É possível notar que existem barreiras distintas para a implementação da reforma agrária como prevê a Constituição, mas essas barreiras parecem ter origem comum: a opressão de classe em uma sociedade fundada em desigualdades, relações de patrimonialismo e superexploração do trabalho. Dessa maneira, a JURA cumpriu papel fundamental na tentativa de quebrar o ciclo de reprodução dessas relações, que também se refletem nos profissionais do Direito, embebidos em uma socialização dentro da faculdade que pode contribuir para a multiplicação de formas de pensar completamente antagônicas ao que se pretende o texto constitucional na efetivação do direito à terra. É válido destacar, ainda, o papel contra hegemônico que foi resguardado no evento, servindo de ponto de apoio para discussões mais fundamentadas em dados empíricos e no arcabouço normativo brasileiro.
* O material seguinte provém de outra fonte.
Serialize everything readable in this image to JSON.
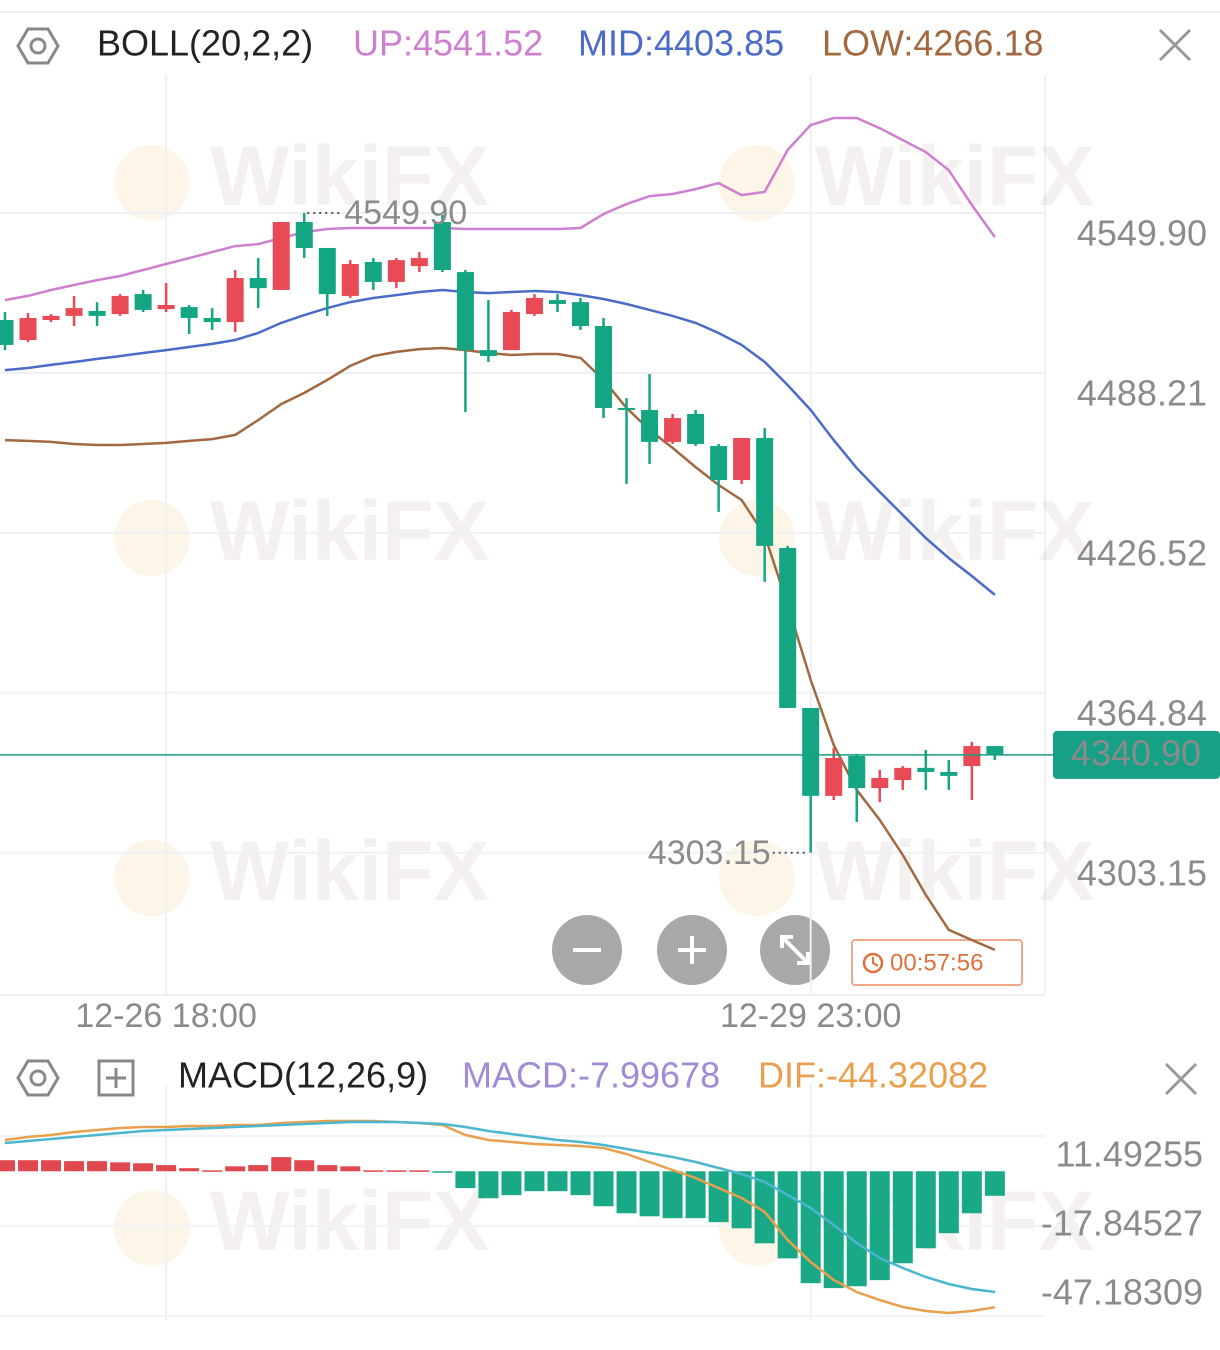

Parece importante evidenciar, também, a presença de militantes do MST em um evento que é acadêmico e, portanto, transmite a ideia de elitização e desqualificação das vozes não letradas nos costumes do meio acadêmico. As participações foram fundamentais para fazer ouvir aos que menos têm espaço nesse processo e reconhecer a importância da vivência dessas pessoas, colocando-as no mesmo patamar de prestígio dos diplomados, que estão acostumados a serem ouvidos.